I advise that all clients be seen by a Senior Lawyer at least for the purposes of explaining the effect and meaning of fundamental dishonesty and also for discussing funding. Obviously a careful attendance note should be made.
Although the client has to sign a Statement of Truth in relation to their statement I suggest a following separate statement to be signed by the client in the following terms:-
“I have read and understood the statement that I have made. I have had any parts that I was unsure about explained to me and I confirm that the statement is true and correct in every respect. I understand that anything wrong in my statement may lead to my whole claim being thrown out and me being ordered to pay the other side’s costs as well as my own solicitor’s costs and expenses.”

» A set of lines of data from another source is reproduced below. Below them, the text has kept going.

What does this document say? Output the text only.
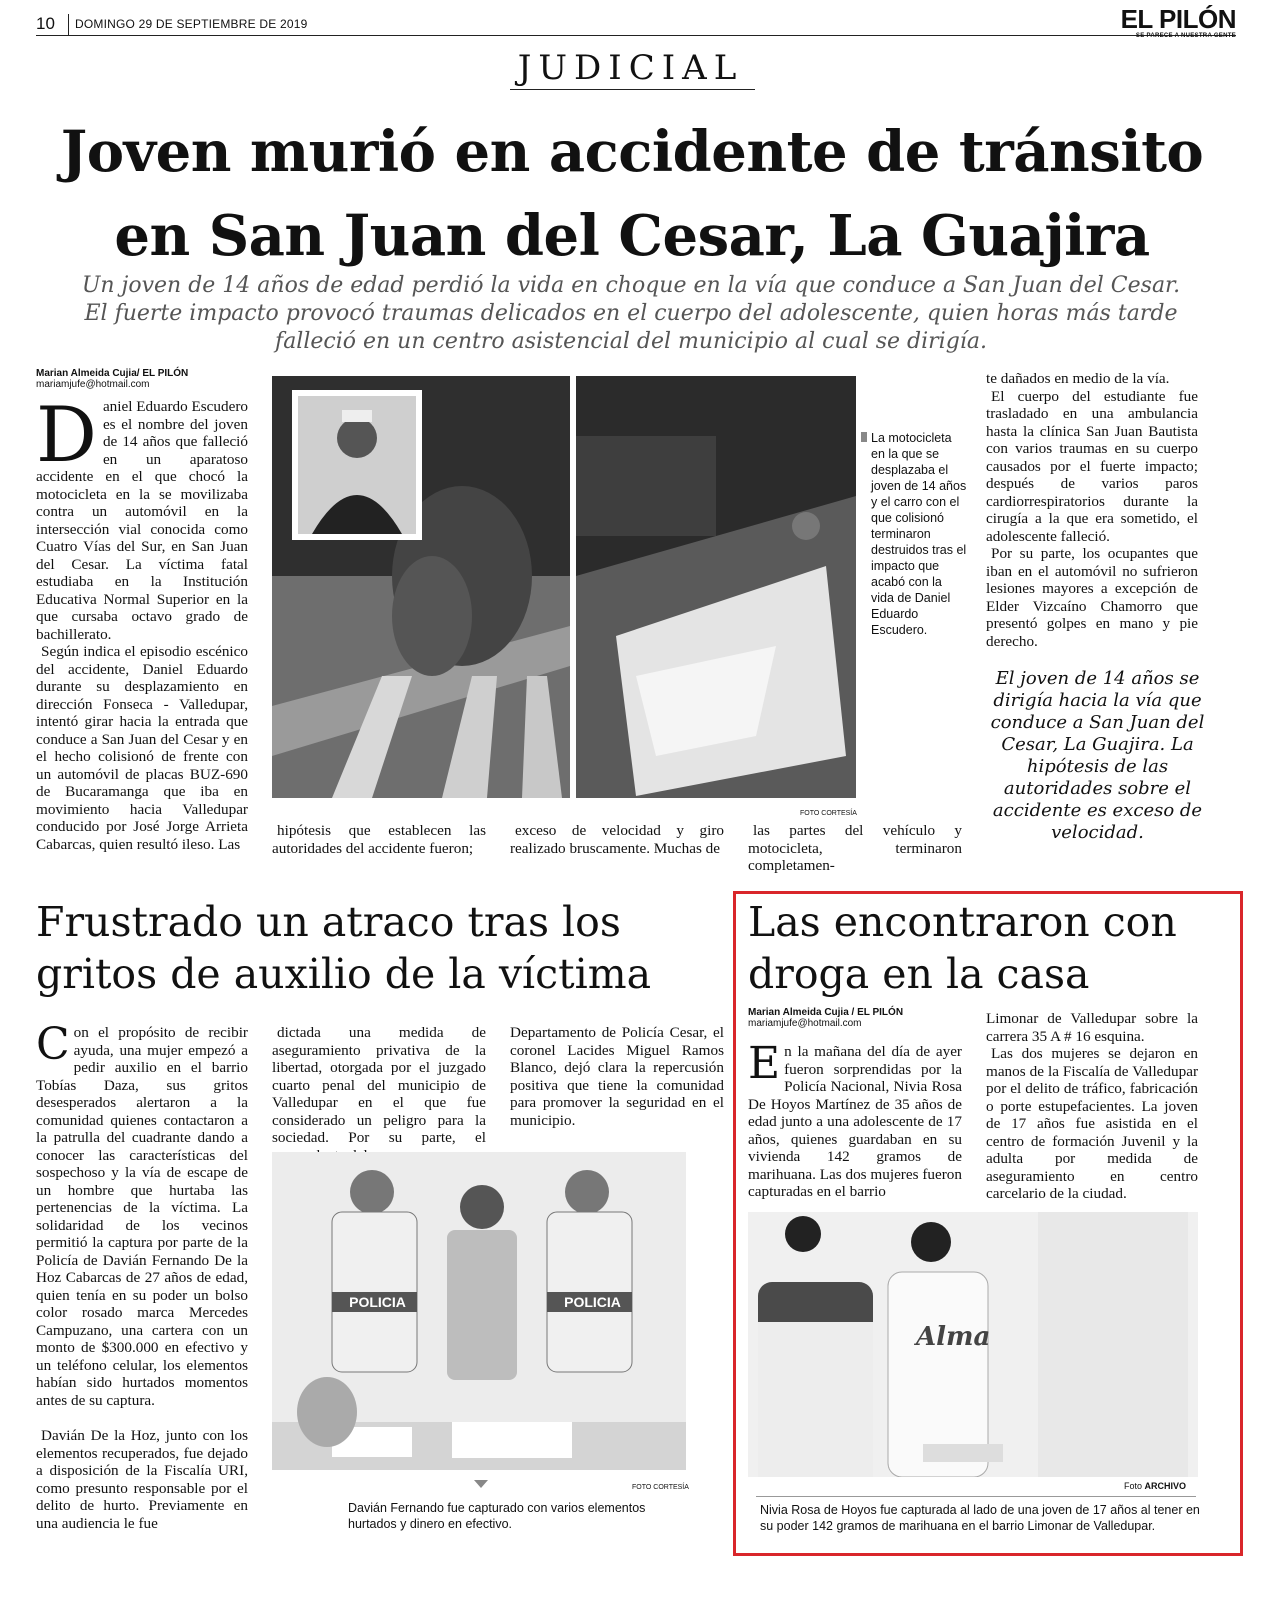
10 DOMINGO 29 DE SEPTIEMBRE DE 2019	EL PILÓN
SE PARECE A NUESTRA GENTE
JUDICIAL
Joven murió en accidente de tránsito en San Juan del Cesar, La Guajira
Un joven de 14 años de edad perdió la vida en choque en la vía que conduce a San Juan del Cesar. El fuerte impacto provocó traumas delicados en el cuerpo del adolescente, quien horas más tarde falleció en un centro asistencial del municipio al cual se dirigía.
Marian Almeida Cujia/ EL PILÓN
mariamjufe@hotmail.com

Daniel Eduardo Escudero es el nombre del joven de 14 años que falleció en un aparatoso accidente en el que chocó la motocicleta en la se movilizaba contra un automóvil en la intersección vial conocida como Cuatro Vías del Sur, en San Juan del Cesar. La víctima fatal estudiaba en la Institución Educativa Normal Superior en la que cursaba octavo grado de bachillerato.

Según indica el episodio escénico del accidente, Daniel Eduardo durante su desplazamiento en dirección Fonseca - Valledupar, intentó girar hacia la entrada que conduce a San Juan del Cesar y en el hecho colisionó de frente con un automóvil de placas BUZ-690 de Bucaramanga que iba en movimiento hacia Valledupar conducido por José Jorge Arrieta Cabarcas, quien resultó ileso. Las

FOTO CORTESÍA
La motocicleta en la que se desplazaba el joven de 14 años y el carro con el que colisionó terminaron destruidos tras el impacto que acabó con la vida de Daniel Eduardo Escudero.

hipótesis que establecen las autoridades del accidente fueron;

exceso de velocidad y giro realizado bruscamente. Muchas de

las partes del vehículo y motocicleta, terminaron completamen-

te dañados en medio de la vía.

El cuerpo del estudiante fue trasladado en una ambulancia hasta la clínica San Juan Bautista con varios traumas en su cuerpo causados por el fuerte impacto; después de varios paros cardiorrespiratorios durante la cirugía a la que era sometido, el adolescente falleció.

Por su parte, los ocupantes que iban en el automóvil no sufrieron lesiones mayores a excepción de Elder Vizcaíno Chamorro que presentó golpes en mano y pie derecho.

El joven de 14 años se dirigía hacia la vía que conduce a San Juan del Cesar, La Guajira. La hipótesis de las autoridades sobre el accidente es exceso de velocidad.
Frustrado un atraco tras los gritos de auxilio de la víctima

Con el propósito de recibir ayuda, una mujer empezó a pedir auxilio en el barrio Tobías Daza, sus gritos desesperados alertaron a la comunidad quienes contactaron a la patrulla del cuadrante dando a conocer las características del sospechoso y la vía de escape de un hombre que hurtaba las pertenencias de la víctima. La solidaridad de los vecinos permitió la captura por parte de la Policía de Davián Fernando De la Hoz Cabarcas de 27 años de edad, quien tenía en su poder un bolso color rosado marca Mercedes Campuzano, una cartera con un monto de $300.000 en efectivo y un teléfono celular, los elementos habían sido hurtados momentos antes de su captura.

Davián De la Hoz, junto con los elementos recuperados, fue dejado a disposición de la Fiscalía URI, como presunto responsable por el delito de hurto. Previamente en una audiencia le fue

dictada una medida de aseguramiento privativa de la libertad, otorgada por el juzgado cuarto penal del municipio de Valledupar en el que fue considerado un peligro para la sociedad. Por su parte, el

Departamento de Policía Cesar, el coronel Lacides Miguel Ramos Blanco, dejó clara la repercusión positiva que tiene la comunidad para promover la seguridad en el municipio.

POLICIA	POLICIA
FOTO CORTESÍA
Davián Fernando fue capturado con varios elementos hurtados y dinero en efectivo.
Las encontraron con droga en la casa
Marian Almeida Cujia / EL PILÓN
mariamjufe@hotmail.com

En la mañana del día de ayer fueron sorprendidas por la Policía Nacional, Nivia Rosa De Hoyos Martínez de 35 años de edad junto a una adolescente de 17 años, quienes guardaban en su vivienda 142 gramos de marihuana. Las dos mujeres fueron capturadas en el barrio

Limonar de Valledupar sobre la carrera 35 A # 16 esquina.

Las dos mujeres se dejaron en manos de la Fiscalía de Valledupar por el delito de tráfico, fabricación o porte estupefacientes. La joven de 17 años fue asistida en el centro de formación Juvenil y la adulta por medida de aseguramiento en centro carcelario de la ciudad.

Alma
Foto ARCHIVO
Nivia Rosa de Hoyos fue capturada al lado de una joven de 17 años al tener en su poder 142 gramos de marihuana en el barrio Limonar de Valledupar.
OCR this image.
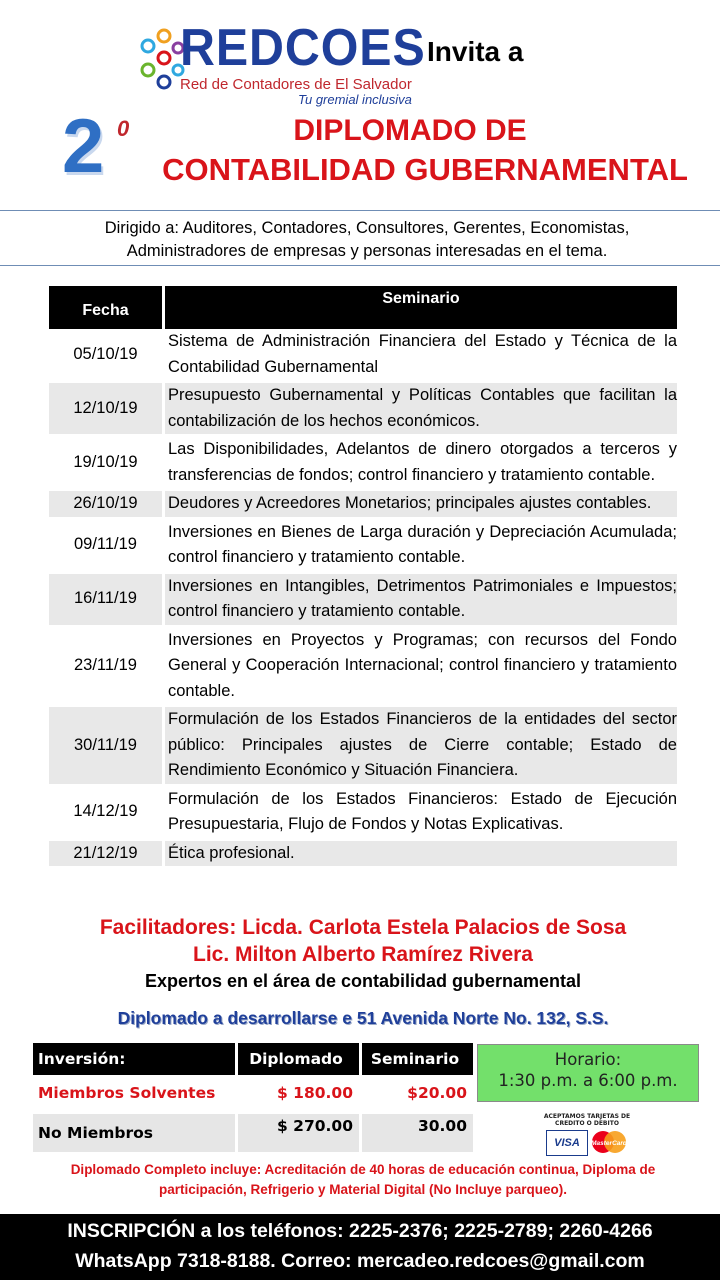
REDCOES
Red de Contadores de El Salvador
Tu gremial inclusiva
Invita a
2 0	DIPLOMADO DE
CONTABILIDAD GUBERNAMENTAL
Dirigido a: Auditores, Contadores, Consultores, Gerentes, Economistas,
Administradores de empresas y personas interesadas en el tema.
Fecha	Seminario
05/10/19	Sistema de Administración Financiera del Estado y Técnica de la Contabilidad Gubernamental
12/10/19	Presupuesto Gubernamental y Políticas Contables que facilitan la contabilización de los hechos económicos.
19/10/19	Las Disponibilidades, Adelantos de dinero otorgados a terceros y transferencias de fondos; control financiero y tratamiento contable.
26/10/19	Deudores y Acreedores Monetarios; principales ajustes contables.
09/11/19	Inversiones en Bienes de Larga duración y Depreciación Acumulada; control financiero y tratamiento contable.
16/11/19	Inversiones en Intangibles, Detrimentos Patrimoniales e Impuestos; control financiero y tratamiento contable.
23/11/19	Inversiones en Proyectos y Programas; con recursos del Fondo General y Cooperación Internacional; control financiero y tratamiento contable.
30/11/19	Formulación de los Estados Financieros de la entidades del sector público: Principales ajustes de Cierre contable; Estado de Rendimiento Económico y Situación Financiera.
14/12/19	Formulación de los Estados Financieros: Estado de Ejecución Presupuestaria, Flujo de Fondos y Notas Explicativas.
21/12/19	Ética profesional.
Facilitadores: Licda. Carlota Estela Palacios de Sosa
Lic. Milton Alberto Ramírez Rivera
Expertos en el área de contabilidad gubernamental
Diplomado a desarrollarse e 51 Avenida Norte No. 132, S.S.
Inversión:	Diplomado	Seminario
Miembros Solventes	$ 180.00	$20.00
No Miembros	$ 270.00	30.00
Horario:
1:30 p.m. a 6:00 p.m.
ACEPTAMOS TARJETAS DE CREDITO O DEBITO
VISA	MasterCard
Diplomado Completo incluye: Acreditación de 40 horas de educación continua, Diploma de
participación, Refrigerio y Material Digital (No Incluye parqueo).
INSCRIPCIÓN a los teléfonos: 2225-2376; 2225-2789; 2260-4266
WhatsApp 7318-8188. Correo: mercadeo.redcoes@gmail.com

This statement has a readability score of 63 on the Flesch-Kincaid readability scale meaning that it is easily understood by 13 to 15 year olds.
In relation to the Schedule of Special Damages I suggest the following be signed separately by the client:-
“I have read and understood my Schedule of Special Damages. I understand that these are expenses that I have actually paid or am liable for. I have had any parts that I was unsure about explained to me. I confirm that the Schedule of Special Damages is true and accurate in every respect. I understand that any inaccuracy in my Schedule of Special Damages may lead to my whole claim being thrown out and me being ordered to pay the other side’s costs as well as my own solicitor’s costs and expenses.”
This statement has a readability score of 64.5 on the Flesch-Kincaid readability scale meaning that it is easily understood by 13 to 15 year olds.
The above statement can be adapted for a Schedule of Future Loss.
In relation to medical evidence I advise the following:-
“I have read and understood my Medical Report. I have had any parts that I was unsure about explained to me. I confirm that the report is true and accurate in every respect. In particular I have been supplied with an explanation of the medical terms and I understand all of them. I understand that any inaccuracy in the Medical Report may lead to my whole claim being thrown out and me being ordered to pay the other side’s costs as well as my own solicitor’s costs and expenses.”
This statement has a readability score of 61 on the Flesch-Kincaid readability scale meaning that it is easily understood by 13 to 15 year olds.
The above wording can be adapted for any other reports obtained.
Solicitors may wish to have the client care statements in any Conditional Fee Agreement.
These are merely suggestions to try and assist lawyers in what is a new and very difficult area with a section of an Act of Parliament which goes against the grain for any lawyer anywhere.
Comments and suggestions as to how to improve the wording, or details of further issues that need to be addressed would be most welcome.